09/04/07 21:58:41 changed by russ

  • owner changed from russ to jsuttor.

i totally disagree.

a URL should human-readable. it should be as short as possible and without any weird, hard to remember, characters.

between the hostname and the path (www.plosone.org/article) all that's necessary to construct an article doi is the final numeric prefix.

for the general, non-plos, case configuration options can be used to explain to the filter how to construct a doi from whatever comes after article. similar to how config options use regexes to determing which journal context we're in.

i'm not clear which things could cause what logic problems when mixed in. could you provide an example?

if the point of changing the article URLs was to solve the long URL problem for humans, then topaz hasn't succeeded yet (and i think this is a problem that should be solved).

however, there could some other good reasons for this that i'm not aware of. please let me know!

since we haven't made this release live yet, now would be a great time to reconsider...

09/04/07 23:39:30 changed by amit

  • owner changed from jsuttor to russ.

I agree on the URL being readable, not sure that using the suffix (I am presuming you meant the suffix and not the prefix) actually makes it any more readable or easy to remember. The mixed case I was talking about is serving of objects under other DOI prefix through the same platform, in which case the numeric suffix is not sufficient. Of course, that can be mitigated by providing another path element which maps the prefix via a map, but the basic point is that our current gamut of use cases is too limited for us to make assumptions about the DOI.

When we actually have time to expose the REST api, this can be revisited.

09/05/07 15:01:53 changed by russ

  • owner changed from russ to amit.
  • summary changed from why do we have escaped slashes in new-style article URL? to make article URL human friendly - no escaped characters and as short as possible.
  • type changed from clarification to enhancement.
  • milestone deleted.

sounds good (and yes i meant suffix :).

using suffix alone gets rid of the encoded characters which i think is the minimum for a human-friendly URL - so really you could just remove the 'info:' and stop encoding the slashes.

however, i think the shortest URL possible is the best.

removing milestone and updating parameters.

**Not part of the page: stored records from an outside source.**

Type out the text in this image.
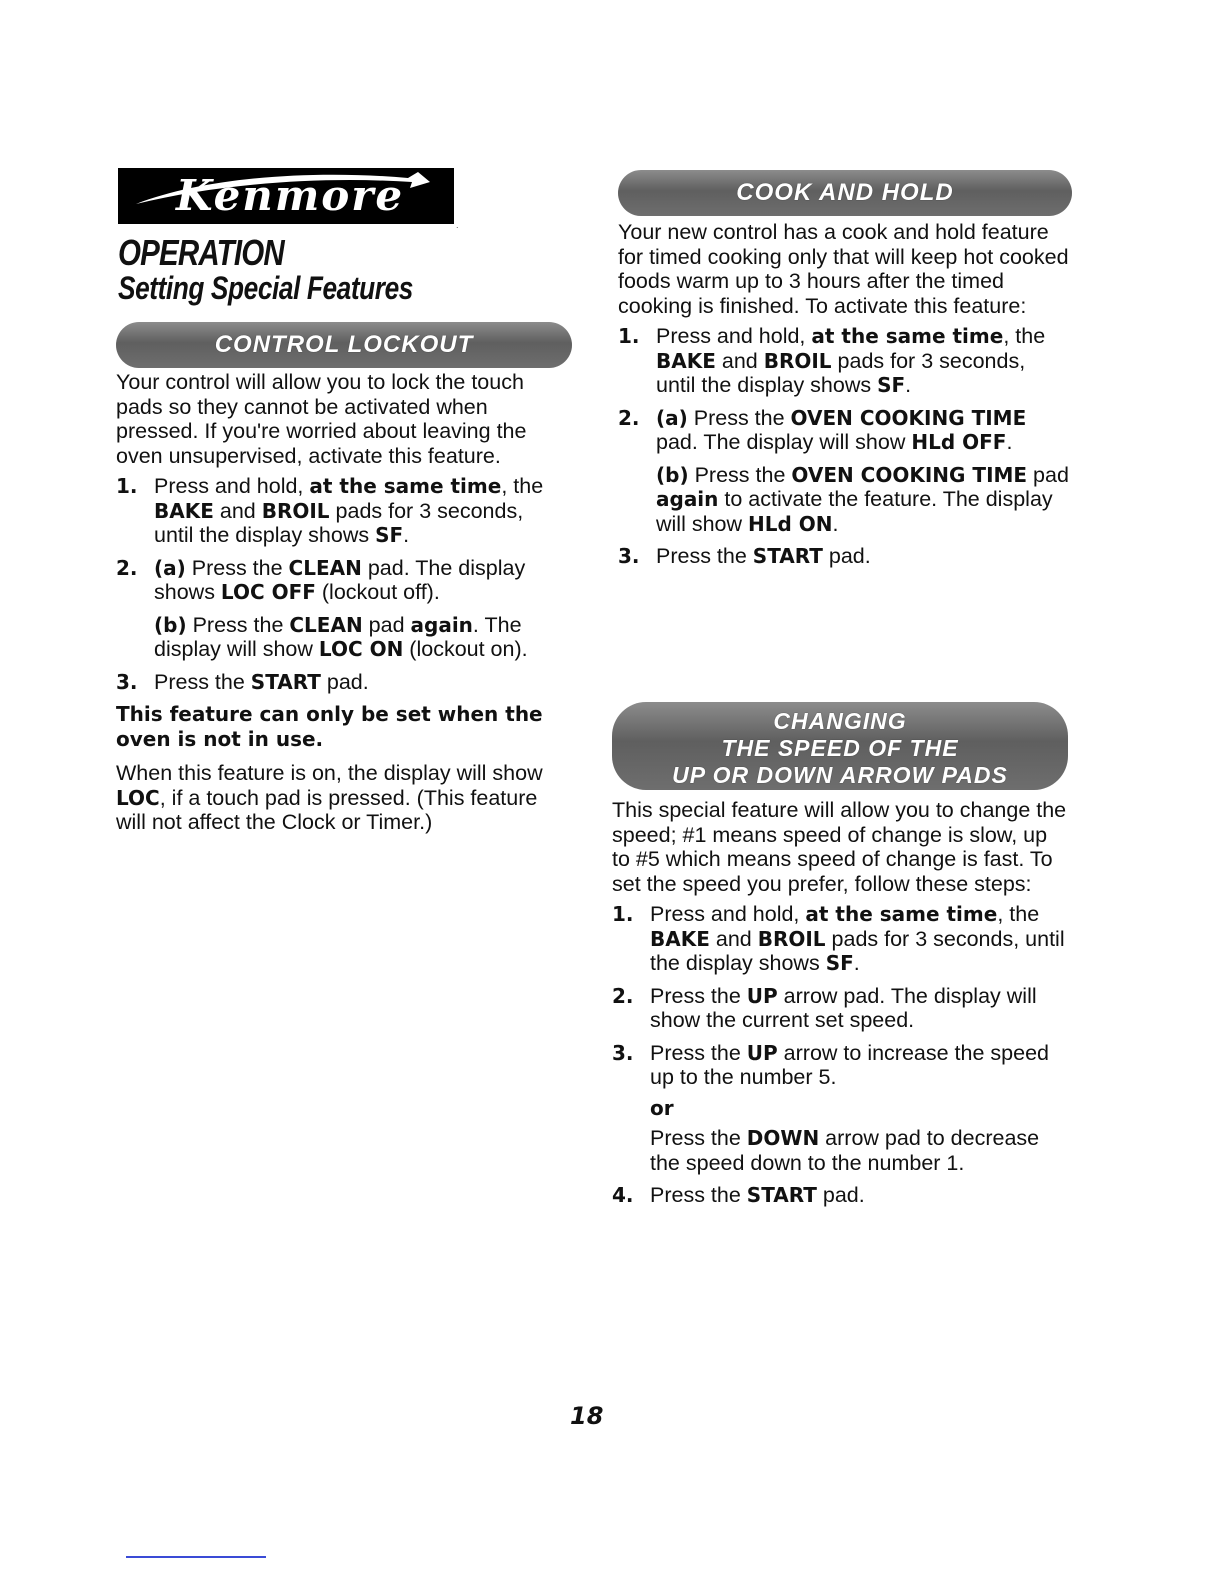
Kenmore
.
OPERATION
Setting Special Features
CONTROL LOCKOUT

Your control will allow you to lock the touch pads so they cannot be activated when pressed. If you're worried about leaving the oven unsupervised, activate this feature.

1. Press and hold, at the same time, the BAKE and BROIL pads for 3 seconds, until the display shows SF.
2. (a) Press the CLEAN pad. The display shows LOC OFF (lockout off).
(b) Press the CLEAN pad again. The display will show LOC ON (lockout on).
3. Press the START pad.
This feature can only be set when the oven is not in use.

When this feature is on, the display will show LOC, if a touch pad is pressed. (This feature will not affect the Clock or Timer.)

COOK AND HOLD

Your new control has a cook and hold feature for timed cooking only that will keep hot cooked foods warm up to 3 hours after the timed cooking is finished. To activate this feature:

1. Press and hold, at the same time, the BAKE and BROIL pads for 3 seconds, until the display shows SF.
2. (a) Press the OVEN COOKING TIME pad. The display will show HLd OFF.
(b) Press the OVEN COOKING TIME pad again to activate the feature. The display will show HLd ON.
3. Press the START pad.
CHANGING
THE SPEED OF THE
UP OR DOWN ARROW PADS

This special feature will allow you to change the speed; #1 means speed of change is slow, up to #5 which means speed of change is fast. To set the speed you prefer, follow these steps:

1. Press and hold, at the same time, the BAKE and BROIL pads for 3 seconds, until the display shows SF.
2. Press the UP arrow pad. The display will show the current set speed.
3. Press the UP arrow to increase the speed up to the number 5.
or
Press the DOWN arrow pad to decrease the speed down to the number 1.
4. Press the START pad.
18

10/29/07 20:58:45 changed by amit

  • owner changed from amit to russ.

11/08/07 17:46:09 changed by rich

  • owner changed from russ to alex.

06/19/08 15:15:35 changed by amit

  • status changed from new to closed.
  • resolution set to fixed.
  • blocking changed.
  • blockedby changed.

With the integration of urlrewrite you can map any number of URLs

07/28/08 16:16:26 changed by pradeep

(In [6245]) Rename files with 'Plosone' in its name. Addresses #618.

09/11/08 14:01:26 changed by russ

  • status changed from closed to reopened.
  • resolution deleted.

please provide some documentation for this fix.

it's also unclear if you are proposing we use urlrewrite in the default case to remap this url, in which case the ticket should remain open until the job is complete, or if you are suggesting this as a post-install configuration step (in which case, again, documentation please).

09/11/08 14:01:34 changed by russ

  • owner changed from alex to amit.
  • status changed from reopened to new.

09/11/08 15:39:11 changed by russ

  • owner changed from amit to rich.

i'm also not convinced this fix is good. for example, if we use global url rewriting to change the display of urls on the site, people will be unable to post trackbacks since the canonical url will not be the same as the URL displayed.

it's also not enough to provide an alias that can be used outside of the site in emails, etc. the canonical URL must change to something less strange and unreadable.

note that both machines and humans find this URL hard to read - special configuration is required in apache to support URLs with '%' in them, and some google analytics features fail due to our URLs. it's just bad practice to have canonical URLs with embedded URIs.